Gewaltenteilung und unabhängige Justiz sind wieder Angriffen ausgesetzt – von Regierungen, die das Recht des Stärkeren propagieren und die Stärke des Rechts Schritt für Schritt abbauen, und von Einzelnen, die immer lauter ihre Verachtung des Rechts kundtun.
Auch bei uns sind heute Gerichte, Richterinnen und Richter hasserfüllter Kritik und Drohungen ausgesetzt. Auch bei uns werden inzwischen Gerichtsurteile unter Berufung auf einen vermeintlichen Volkswillen für illegitim erklärt und Richter und ihre Familien mit dem Tode bedroht, wie jüngst nach der Entscheidung des Verwaltungsgerichts Berlin. Das ist absolut inakzeptabel. Wir werden alles uns Mögliche tun, die Richterinnen und Richter, unseren Rechtsstaat insgesamt, zu verteidigen.
Die Lösung in dieser beunruhigenden Situation ist es, Verantwortung zu übernehmen, wie Fritz Bauer das getan hat.
Die Geschichte der zunehmenden Verrechtlichung der Beziehungen zwischen den Menschen und zwischen den Völkern war bisher eine Erfolgsgeschichte. Aber sie erleidet in unserer Zeit Rückschläge.
Damit diese Geschichte des Rechts und der Rechtsstaatlichkeit auch künftig eine Erfolgsgeschichte bleibt, müssen auch wir etwas dafür tun. Und trotz Rückschlägen sind wir heute im Vergleich zu der Zeit Fritz Bauers in einer anderen, einer besseren Situation.
Fritz Bauer musste noch hinnehmen, dass Helfer in den Konzentrationslagern freigesprochen wurden. Sie konnten sich damals noch erfolgreich darauf berufen, selbst keinen Vorsatz in Bezug auf das Mordmerkmal des Rassenhasses als niedrigen Beweggrund zu haben.
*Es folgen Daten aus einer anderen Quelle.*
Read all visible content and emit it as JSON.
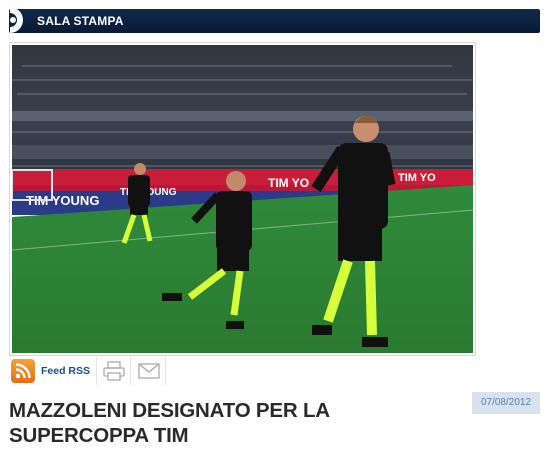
{
  "header": {
    "title": "SALA STAMPA"
  },
  "photo": {
    "banner_texts": [
      "TIM YOUNG",
      "TIM YOUNG",
      "TIM YO",
      "TIM YO"
    ],
    "alt_subject": "referees jogging on pitch"
  },
  "toolbar": {
    "rss_label": "Feed RSS",
    "icons": [
      "rss-icon",
      "print-icon",
      "mail-icon"
    ]
  },
  "article": {
    "date": "07/08/2012",
    "title": "MAZZOLENI DESIGNATO PER LA SUPERCOPPA TIM"
  },
  "colors": {
    "header_bg": "#0b2244",
    "accent_orange": "#ee8a1f",
    "date_bg": "#d7e2ee",
    "date_text": "#5a7fb0",
    "link_blue": "#1b4c8a"
  }
}
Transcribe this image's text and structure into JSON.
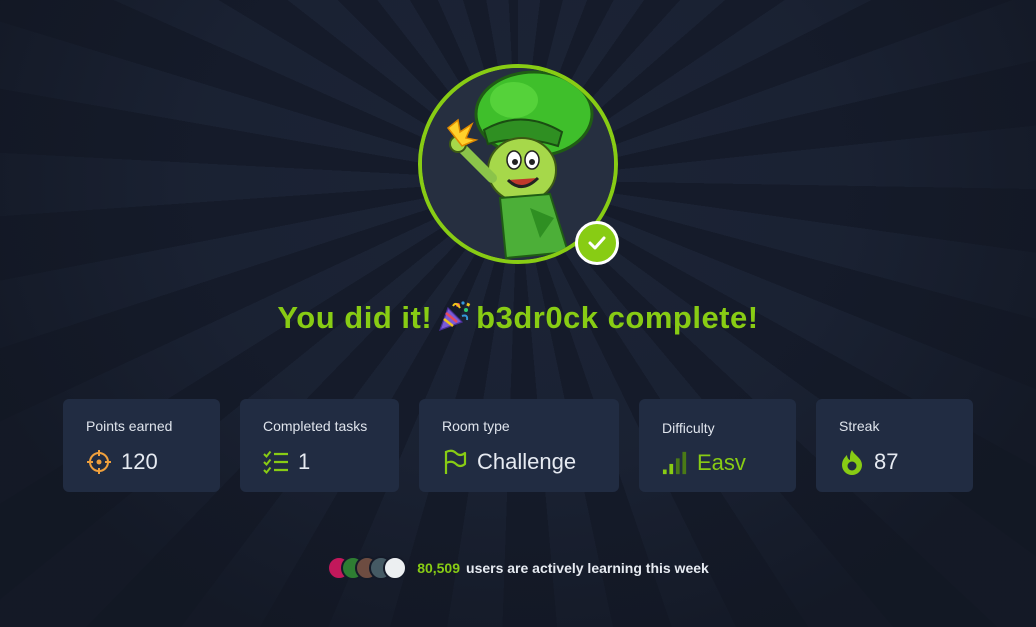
{
  "colors": {
    "accent": "#88cc14",
    "card_bg": "#212c42",
    "page_bg": "#141a28"
  },
  "headline": {
    "prefix": "You did it!",
    "suffix": "b3dr0ck complete!"
  },
  "cards": {
    "points": {
      "label": "Points earned",
      "value": "120",
      "icon": "crosshair-icon"
    },
    "tasks": {
      "label": "Completed tasks",
      "value": "1",
      "icon": "checklist-icon"
    },
    "room": {
      "label": "Room type",
      "value": "Challenge",
      "icon": "flag-icon"
    },
    "difficulty": {
      "label": "Difficulty",
      "value": "Easv",
      "icon": "signal-bars-icon"
    },
    "streak": {
      "label": "Streak",
      "value": "87",
      "icon": "flame-icon"
    }
  },
  "footer": {
    "count": "80,509",
    "text": "users are actively learning this week"
  }
}
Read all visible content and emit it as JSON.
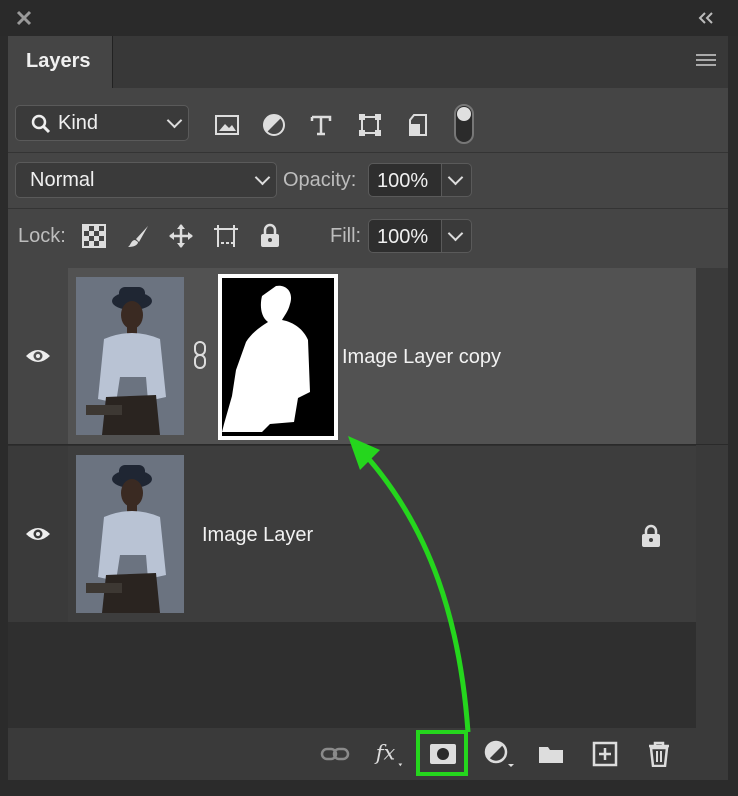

Das ist heute glücklicherweise nicht mehr so. Seit der Verurteilung des SS-Manns und Auschwitz-Buchhalters Oskar Gröning im Jahr 2015 ist klar, dass auch die Schreibtischtäter für ihr Handeln strafrechtlich zur Rechenschaft gezogen werden.
Der damalige Leiter der Zentralen Stelle der Landesjustizverwaltungen zur Aufklärung nationalsozialistischer Verbrechen in Ludwigsburg, der heutige Generalbundesanwalt Jens Rommel, hatte Gröning angeklagt. Und der Bundesgerichtshof hat ein Jahr später die Rechtsauffassung der Behörde Rommels bestätigt:
Für eine Verurteilung wegen Beihilfe zum Mord reicht es aus, dass man zum Tatzeitpunkt in einem Vernichtungs- und Konzentrationslager Dienst tat und um das Geschehen wusste. Wer sich bewusst zu einem kleinen Rädchen einer Massenmordmaschine macht, ist mitverantwortlich.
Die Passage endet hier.